3. Erina T.M. Mathematics 5th grade. Slave. notebook for school Vilenkina, 2013. - M.: Mnemosyna, 2013.

1. Shkolo.ru ().
2. Cleverstudents.ru ().
3. Festival.1september.ru ().

Homework

1. Zubareva I.I., Mordkovich A.G. Mathematics. 5th grade. - M.: Mnemosyne, 2013. Pp. 144 No. 522.
2. Draw the angles: 23°, 167°, 84°.
3. Ershova A.P., Goloborodko V.V. Independent and test works in mathematics for grade 5 (5th ed.) - 2010. Pp. 163 No. 3.

Measure angle- means finding its magnitude. The magnitude of the angle shows how many times the angle chosen for the unit of measurement fits into a given angle.

Typically, the unit of measurement for angles is a degree. Degree- this is an angle equal to part of a straight angle. To indicate degrees in the text, the ° sign is used, which is placed in the upper right corner of the number indicating the number of degrees (for example, 60°).

Measuring angles with a protractor

To measure angles, a special device is used - protractor:

The protractor has two scales - internal and external. The reference point for the internal and external scales is located on different sides. To get the correct measurement result, the degree count must start from the correct side.

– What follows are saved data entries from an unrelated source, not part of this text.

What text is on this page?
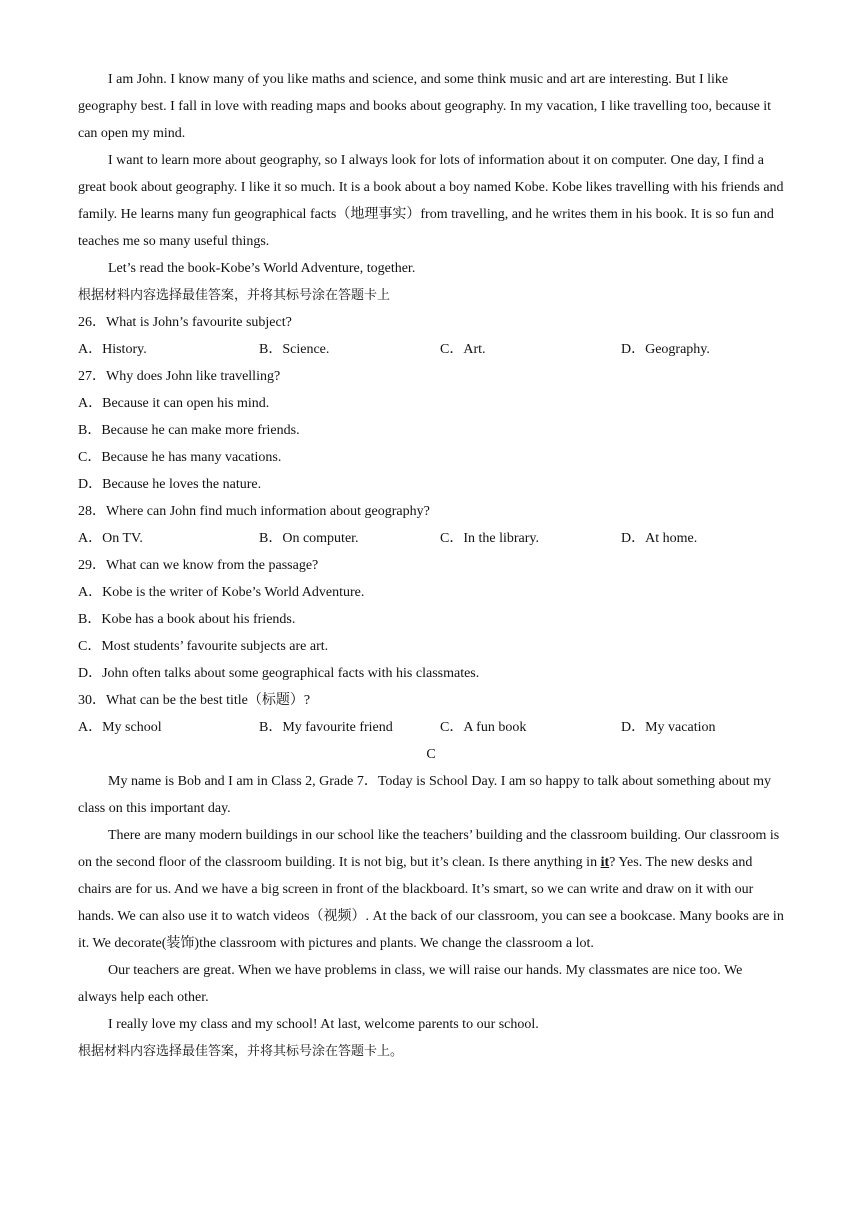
I am John. I know many of you like maths and science, and some think music and art are interesting. But I like geography best. I fall in love with reading maps and books about geography. In my vacation, I like travelling too, because it can open my mind.

I want to learn more about geography, so I always look for lots of information about it on computer. One day, I find a great book about geography. I like it so much. It is a book about a boy named Kobe. Kobe likes travelling with his friends and family. He learns many fun geographical facts（地理事实）from travelling, and he writes them in his book. It is so fun and teaches me so many useful things.

Let’s read the book-Kobe’s World Adventure, together.

根据材料内容选择最佳答案，并将其标号涂在答题卡上

26．What is John’s favourite subject?

A．History.	B．Science.	C．Art.	D．Geography.

27．Why does John like travelling?

A．Because it can open his mind.

B．Because he can make more friends.

C．Because he has many vacations.

D．Because he loves the nature.

28．Where can John find much information about geography?

A．On TV.	B．On computer.	C．In the library.	D．At home.

29．What can we know from the passage?

A．Kobe is the writer of Kobe’s World Adventure.

B．Kobe has a book about his friends.

C．Most students’ favourite subjects are art.

D．John often talks about some geographical facts with his classmates.

30．What can be the best title（标题）?

A．My school	B．My favourite friend	C．A fun book	D．My vacation

C

My name is Bob and I am in Class 2, Grade 7．Today is School Day. I am so happy to talk about something about my class on this important day.

There are many modern buildings in our school like the teachers’ building and the classroom building. Our classroom is on the second floor of the classroom building. It is not big, but it’s clean. Is there anything in it? Yes. The new desks and chairs are for us. And we have a big screen in front of the blackboard. It’s smart, so we can write and draw on it with our hands. We can also use it to watch videos（视频）. At the back of our classroom, you can see a bookcase. Many books are in it. We decorate(装饰)the classroom with pictures and plants. We change the classroom a lot.

Our teachers are great. When we have problems in class, we will raise our hands. My classmates are nice too. We always help each other.

I really love my class and my school! At last, welcome parents to our school.

根据材料内容选择最佳答案，并将其标号涂在答题卡上。
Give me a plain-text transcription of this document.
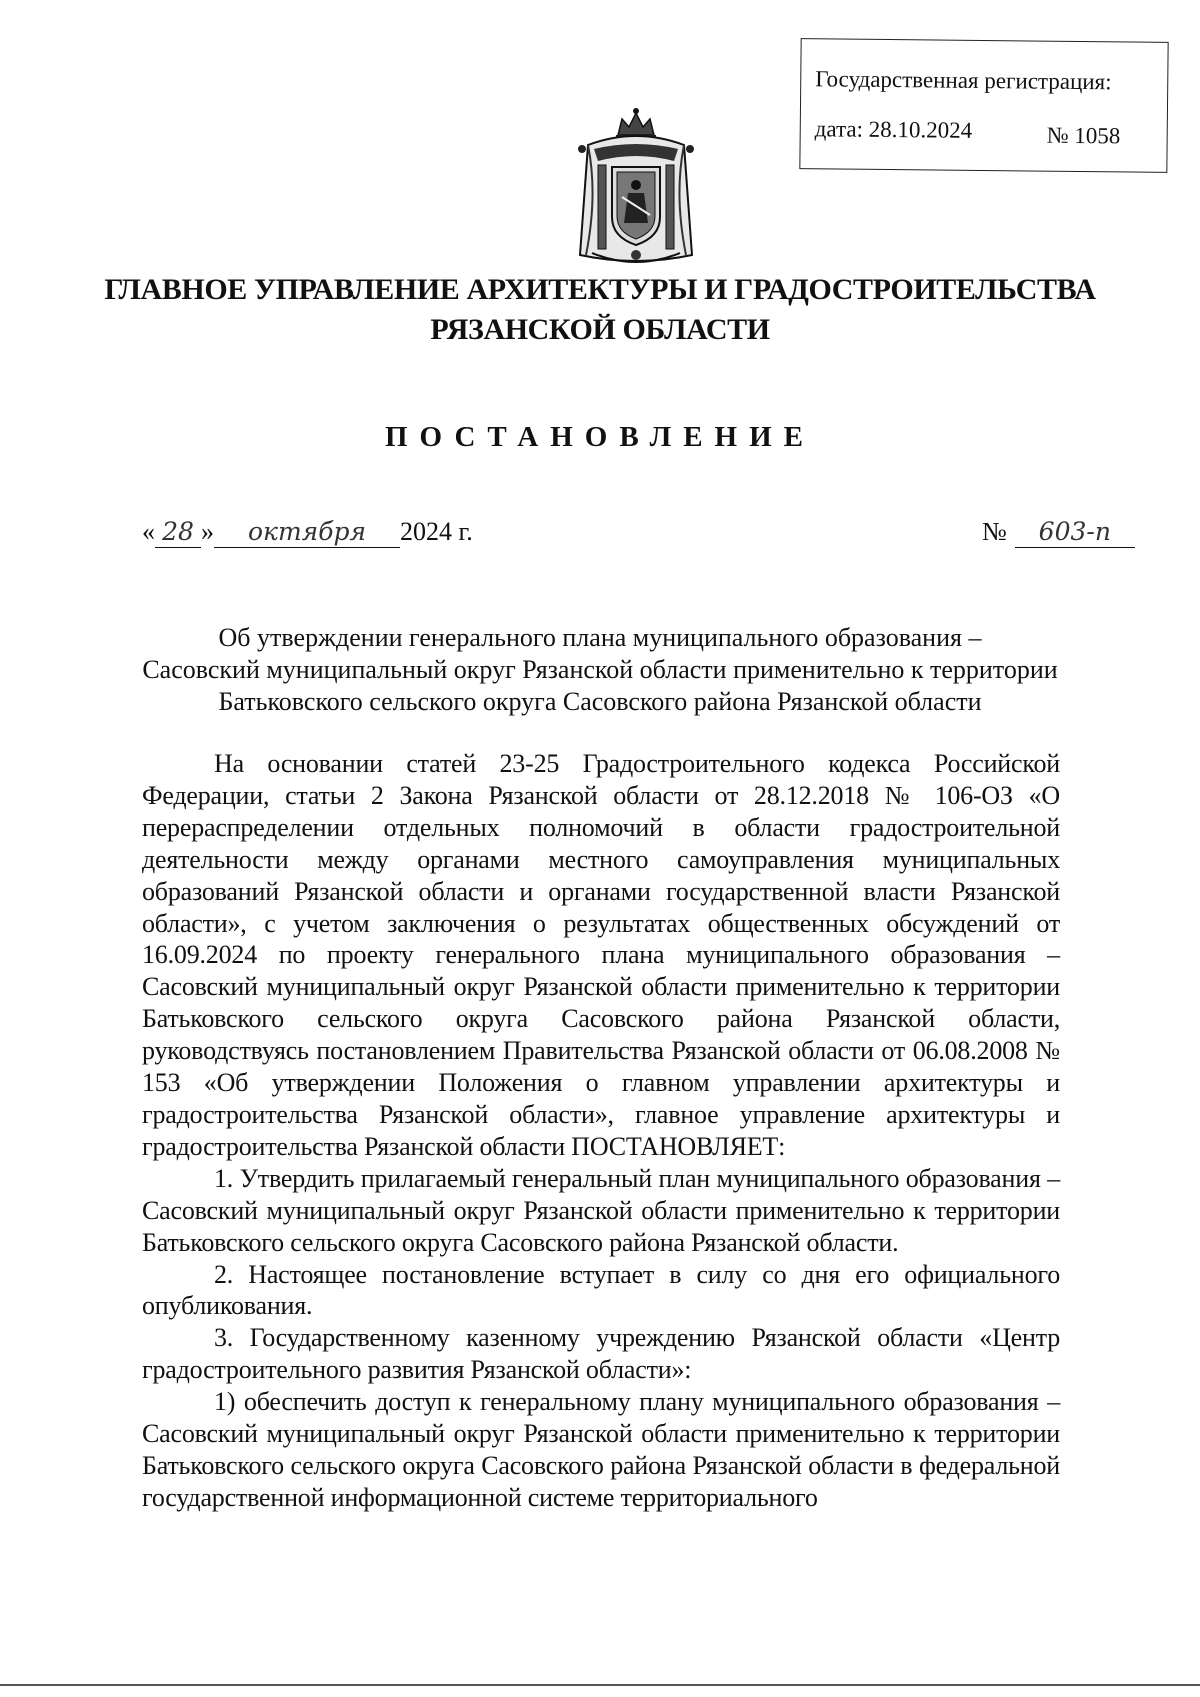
Государственная регистрация:
дата: 28.10.2024	№ 1058
ГЛАВНОЕ УПРАВЛЕНИЕ АРХИТЕКТУРЫ И ГРАДОСТРОИТЕЛЬСТВА
РЯЗАНСКОЙ ОБЛАСТИ
ПОСТАНОВЛЕНИЕ
« 28 » октября 2024 г.	№ 603-п
Об утверждении генерального плана муниципального образования –
Сасовский муниципальный округ Рязанской области применительно к территории
Батьковского сельского округа Сасовского района Рязанской области

На основании статей 23-25 Градостроительного кодекса Российской Федерации, статьи 2 Закона Рязанской области от 28.12.2018 № 106-ОЗ «О перераспределении отдельных полномочий в области градостроительной деятельности между органами местного самоуправления муниципальных образований Рязанской области и органами государственной власти Рязанской области», с учетом заключения о результатах общественных обсуждений от 16.09.2024 по проекту генерального плана муниципального образования – Сасовский муниципальный округ Рязанской области применительно к территории Батьковского сельского округа Сасовского района Рязанской области, руководствуясь постановлением Правительства Рязанской области от 06.08.2008 № 153 «Об утверждении Положения о главном управлении архитектуры и градостроительства Рязанской области», главное управление архитектуры и градостроительства Рязанской области ПОСТАНОВЛЯЕТ:

1. Утвердить прилагаемый генеральный план муниципального образования – Сасовский муниципальный округ Рязанской области применительно к территории Батьковского сельского округа Сасовского района Рязанской области.

2. Настоящее постановление вступает в силу со дня его официального опубликования.

3. Государственному казенному учреждению Рязанской области «Центр градостроительного развития Рязанской области»:

1) обеспечить доступ к генеральному плану муниципального образования – Сасовский муниципальный округ Рязанской области применительно к территории Батьковского сельского округа Сасовского района Рязанской области в федеральной государственной информационной системе территориального
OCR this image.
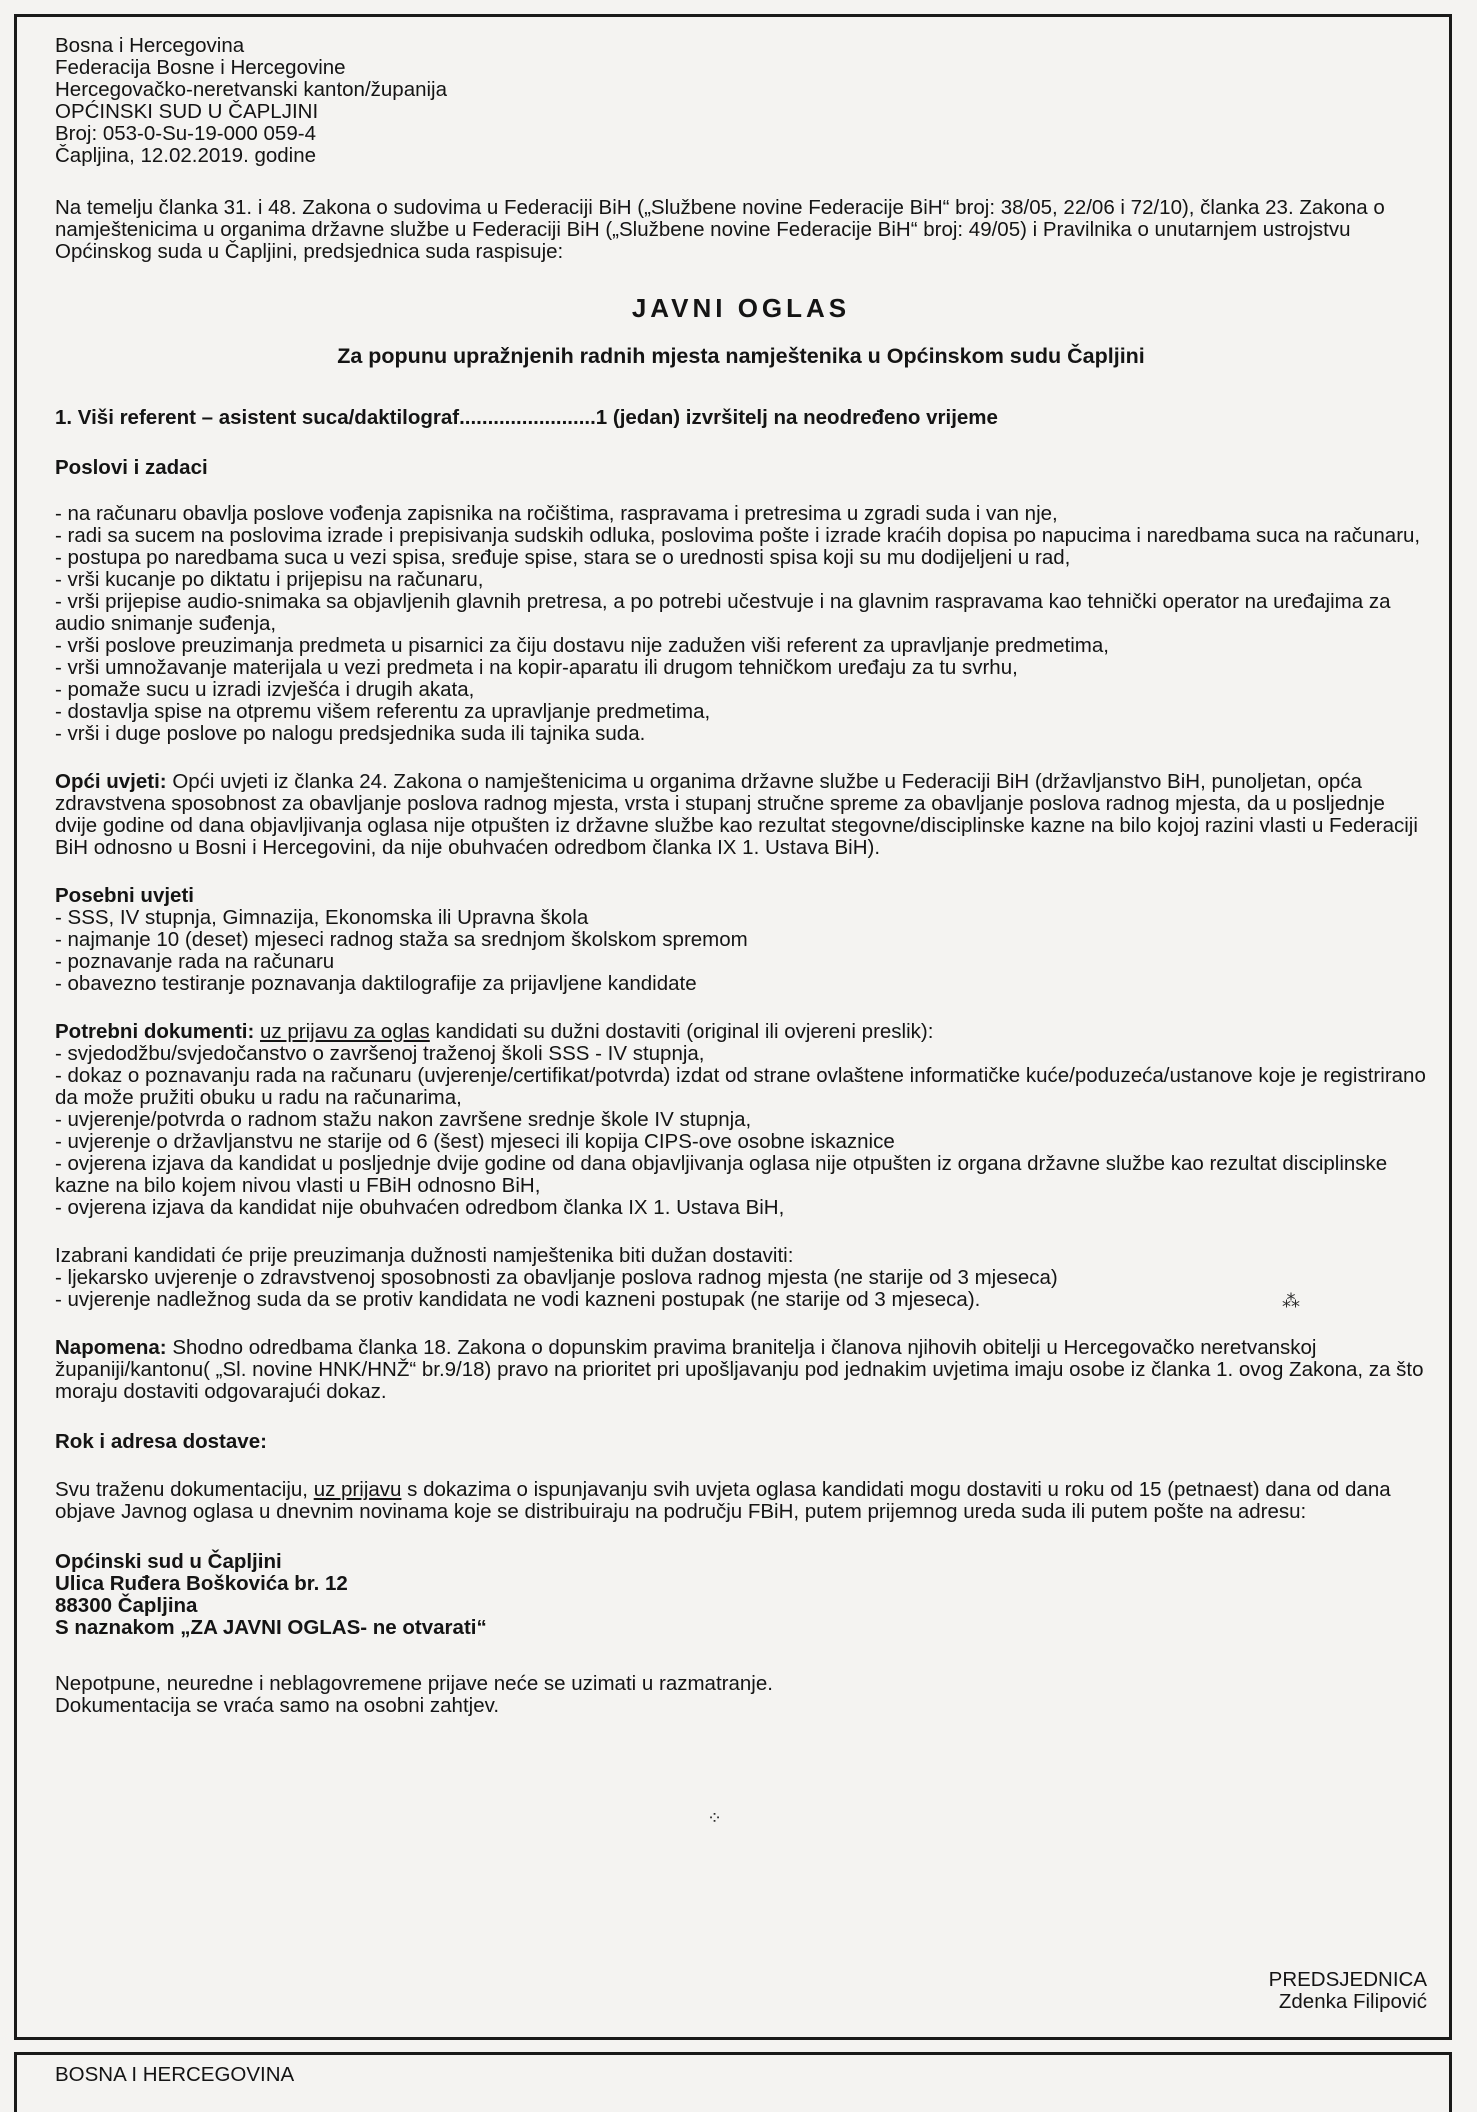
Bosna i Hercegovina
Federacija Bosne i Hercegovine
Hercegovačko-neretvanski kanton/županija
OPĆINSKI SUD U ČAPLJINI
Broj: 053-0-Su-19-000 059-4
Čapljina, 12.02.2019. godine
Na temelju članka 31. i 48. Zakona o sudovima u Federaciji BiH („Službene novine Federacije BiH“ broj: 38/05, 22/06 i 72/10), članka 23. Zakona o namještenicima u organima državne službe u Federaciji BiH („Službene novine Federacije BiH“ broj: 49/05) i Pravilnika o unutarnjem ustrojstvu Općinskog suda u Čapljini, predsjednica suda raspisuje:
JAVNI OGLAS
Za popunu upražnjenih radnih mjesta namještenika u Općinskom sudu Čapljini
1. Viši referent – asistent suca/daktilograf........................1 (jedan) izvršitelj na neodređeno vrijeme
Poslovi i zadaci
- na računaru obavlja poslove vođenja zapisnika na ročištima, raspravama i pretresima u zgradi suda i van nje,
- radi sa sucem na poslovima izrade i prepisivanja sudskih odluka, poslovima pošte i izrade kraćih dopisa po napucima i naredbama suca na računaru,
- postupa po naredbama suca u vezi spisa, sređuje spise, stara se o urednosti spisa koji su mu dodijeljeni u rad,
- vrši kucanje po diktatu i prijepisu na računaru,
- vrši prijepise audio-snimaka sa objavljenih glavnih pretresa, a po potrebi učestvuje i na glavnim raspravama kao tehnički operator na uređajima za audio snimanje suđenja,
- vrši poslove preuzimanja predmeta u pisarnici za čiju dostavu nije zadužen viši referent za upravljanje predmetima,
- vrši umnožavanje materijala u vezi predmeta i na kopir-aparatu ili drugom tehničkom uređaju za tu svrhu,
- pomaže sucu u izradi izvješća i drugih akata,
- dostavlja spise na otpremu višem referentu za upravljanje predmetima,
- vrši i duge poslove po nalogu predsjednika suda ili tajnika suda.
Opći uvjeti: Opći uvjeti iz članka 24. Zakona o namještenicima u organima državne službe u Federaciji BiH (državljanstvo BiH, punoljetan, opća zdravstvena sposobnost za obavljanje poslova radnog mjesta, vrsta i stupanj stručne spreme za obavljanje poslova radnog mjesta, da u posljednje dvije godine od dana objavljivanja oglasa nije otpušten iz državne službe kao rezultat stegovne/disciplinske kazne na bilo kojoj razini vlasti u Federaciji BiH odnosno u Bosni i Hercegovini, da nije obuhvaćen odredbom članka IX 1. Ustava BiH).
Posebni uvjeti
- SSS, IV stupnja, Gimnazija, Ekonomska ili Upravna škola
- najmanje 10 (deset) mjeseci radnog staža sa srednjom školskom spremom
- poznavanje rada na računaru
- obavezno testiranje poznavanja daktilografije za prijavljene kandidate
Potrebni dokumenti: uz prijavu za oglas kandidati su dužni dostaviti (original ili ovjereni preslik):
- svjedodžbu/svjedočanstvo o završenoj traženoj školi SSS - IV stupnja,
- dokaz o poznavanju rada na računaru (uvjerenje/certifikat/potvrda) izdat od strane ovlaštene informatičke kuće/poduzeća/ustanove koje je registrirano da može pružiti obuku u radu na računarima,
- uvjerenje/potvrda o radnom stažu nakon završene srednje škole IV stupnja,
- uvjerenje o državljanstvu ne starije od 6 (šest) mjeseci ili kopija CIPS-ove osobne iskaznice
- ovjerena izjava da kandidat u posljednje dvije godine od dana objavljivanja oglasa nije otpušten iz organa državne službe kao rezultat disciplinske kazne na bilo kojem nivou vlasti u FBiH odnosno BiH,
- ovjerena izjava da kandidat nije obuhvaćen odredbom članka IX 1. Ustava BiH,
Izabrani kandidati će prije preuzimanja dužnosti namještenika biti dužan dostaviti:
- ljekarsko uvjerenje o zdravstvenoj sposobnosti za obavljanje poslova radnog mjesta (ne starije od 3 mjeseca)
- uvjerenje nadležnog suda da se protiv kandidata ne vodi kazneni postupak (ne starije od 3 mjeseca).
Napomena: Shodno odredbama članka 18. Zakona o dopunskim pravima branitelja i članova njihovih obitelji u Hercegovačko neretvanskoj županiji/kantonu( „Sl. novine HNK/HNŽ“ br.9/18) pravo na prioritet pri upošljavanju pod jednakim uvjetima imaju osobe iz članka 1. ovog Zakona, za što moraju dostaviti odgovarajući dokaz.
Rok i adresa dostave:
Svu traženu dokumentaciju, uz prijavu s dokazima o ispunjavanju svih uvjeta oglasa kandidati mogu dostaviti u roku od 15 (petnaest) dana od dana objave Javnog oglasa u dnevnim novinama koje se distribuiraju na području FBiH, putem prijemnog ureda suda ili putem pošte na adresu:
Općinski sud u Čapljini
Ulica Ruđera Boškovića br. 12
88300 Čapljina
S naznakom „ZA JAVNI OGLAS- ne otvarati“
Nepotpune, neuredne i neblagovremene prijave neće se uzimati u razmatranje.
Dokumentacija se vraća samo na osobni zahtjev.
PREDSJEDNICA
Zdenka Filipović
⁂
⁘
BOSNA I HERCEGOVINA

Angles are measured as follows: the protractor is placed on the angle so that the top of the angle coincides with the center of the protractor, and one of the sides of the angle passes through the zero division on the scale. Then the other side of the angle will indicate the size of the angle in degrees:

They say: corner BOC equals 60 degrees, angle MON is equal to 120 degrees and write: ∠ BOC= 60°, ∠ MON= 120°.

To measure angles more accurately, fractions of a degree are used: minutes and seconds. Minute is an angle equal to part of a degree. Second is an angle equal to a fraction of a minute. Minutes are indicated by " , a seconds - sign "" . The minutes and seconds sign is placed in the upper right corner of the number. For example, if the angle is 50 degrees 34 minutes and 19 seconds, then write:

50°34 " 19""

Angle Measurement Properties

If a ray divides a given angle into two parts (two angles), then the value of this angle is equal to the sum of the values ​​of the two resulting angles.